The next day at school I first started taking the pill and I was sitting in my math class. That was the class that I was previously kicked out of and in result, had to frequent the therapy office. The office that smelt like a glove covered carnation. I was in tune with everything and anything that came my way. I felt like I could teach the class if I wanted too. I began to speak so much that she threatened to kick me out if I was not quiet, “Mr. Rixon, shut up or get out,” she said irately.
Usually I was a loner in art class in terms of doing the work. I was artistic like every average student in the class, but my friends were the firmly labeled “trouble-makers.” I did my work, but I was always done early, in turn making me talk to my friends more, but I couldn’t help it, I was so bored. Today was different though. I was on the new miracle pill. I thought I would be able to build a miniature scale of the empire state building in about two seconds if I needed too, but I knew that was a bit far-fetched.
“Now class we are going to fuse your different types of thinking together. First, we will identify what is in the picture and how many pictures are similar to that picture,” the teacher said cheerfully.
There was a large table located in the middle of this classroom. On the table were eight different sets of pictures, some were in three and some were in four. The pictures all seemed to be the same type of thing, it was a black lamp sitting in front of a white wall, but the wall seemed to change color’s in each picture.
“Notice anything different about some of the pictures?” the teacher asked in an interested tone, “Some of the pictures should have some underlying meaning in them.”
Then it hit me, I remembered the task from yesterday. It was an Embedded Figures Task and that is the one I excelled on. One of the four pictures that I had was a black lamp in front of a white wall. The top of the lamp was shaped like a tornado with a rod coming through the bottom of it. Only a third of the lamp was showing so when you looked at another perspective it looked like the bottom half of a girl in a bikini. Her legs came out where the sides of the tornado and the shadow on the outline of the wall made a leg formation. Then the light itself looked like the bottom half of a European style men’s swimsuit or a ladies bikini.
“This is a special figures test isn’t it?” I asked nonchalantly, knowing the answer.
“Yes you are correct Jonathan, great job” pleased that I was paying attention, which she is not use to, “Now your next step is to draw your own.”
I was at a loss. I could not think of any way to do this. Looking at the picture seemed just fine, but when it came down to actually forming it, I could not get my mind around the idea.

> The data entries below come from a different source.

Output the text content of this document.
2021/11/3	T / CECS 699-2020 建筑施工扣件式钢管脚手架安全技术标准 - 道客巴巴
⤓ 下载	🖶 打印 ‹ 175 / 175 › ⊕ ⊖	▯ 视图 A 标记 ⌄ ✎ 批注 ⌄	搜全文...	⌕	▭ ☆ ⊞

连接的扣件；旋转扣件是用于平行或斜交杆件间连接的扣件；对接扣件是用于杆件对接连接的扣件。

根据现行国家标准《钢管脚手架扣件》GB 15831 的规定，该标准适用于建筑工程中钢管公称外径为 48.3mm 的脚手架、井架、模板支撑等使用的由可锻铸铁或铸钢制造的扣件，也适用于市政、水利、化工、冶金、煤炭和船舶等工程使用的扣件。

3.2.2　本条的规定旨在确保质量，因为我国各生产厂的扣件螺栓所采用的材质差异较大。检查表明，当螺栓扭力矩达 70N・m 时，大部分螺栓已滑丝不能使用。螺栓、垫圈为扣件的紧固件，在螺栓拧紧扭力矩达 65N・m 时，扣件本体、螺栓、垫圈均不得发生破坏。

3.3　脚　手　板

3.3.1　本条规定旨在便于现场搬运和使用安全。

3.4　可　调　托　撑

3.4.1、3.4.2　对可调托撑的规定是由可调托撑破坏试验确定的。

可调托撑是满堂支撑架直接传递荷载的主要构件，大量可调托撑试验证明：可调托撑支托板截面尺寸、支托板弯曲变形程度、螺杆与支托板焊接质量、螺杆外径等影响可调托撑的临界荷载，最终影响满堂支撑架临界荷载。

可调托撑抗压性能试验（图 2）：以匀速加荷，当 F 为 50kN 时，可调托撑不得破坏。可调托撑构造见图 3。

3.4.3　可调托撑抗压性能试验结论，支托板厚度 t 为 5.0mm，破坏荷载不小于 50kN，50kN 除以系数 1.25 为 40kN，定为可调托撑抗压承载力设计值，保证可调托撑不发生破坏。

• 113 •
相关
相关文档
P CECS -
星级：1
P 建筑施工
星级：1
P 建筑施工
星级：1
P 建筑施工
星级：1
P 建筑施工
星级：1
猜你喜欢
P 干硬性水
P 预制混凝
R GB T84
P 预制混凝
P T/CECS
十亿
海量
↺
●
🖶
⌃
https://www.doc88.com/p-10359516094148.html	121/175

“Now your divergent thinking comes into play,” she said charismatically, looking around the class like she drew on the board an unsolvable math equation, “Let’s see who has the right mindset.”
You would think the drug would help me out, but it did not. I was at a loss. Some people came close, but many were left with regular picture, such as Dolphins that form to skies and other attempts that didn’t make sense.
It was reminiscent of what the doctor said and it all made sense now: dealing with any straightforward knowledge with simple tasks requires my convergent thinking, but when it came to my independent thinking. I was at a loss. The pill isn’t what I thought it was after all. My attention span is better, but I don’t feel anymore enhanced or creative. From there on, I never stared out the window in class again.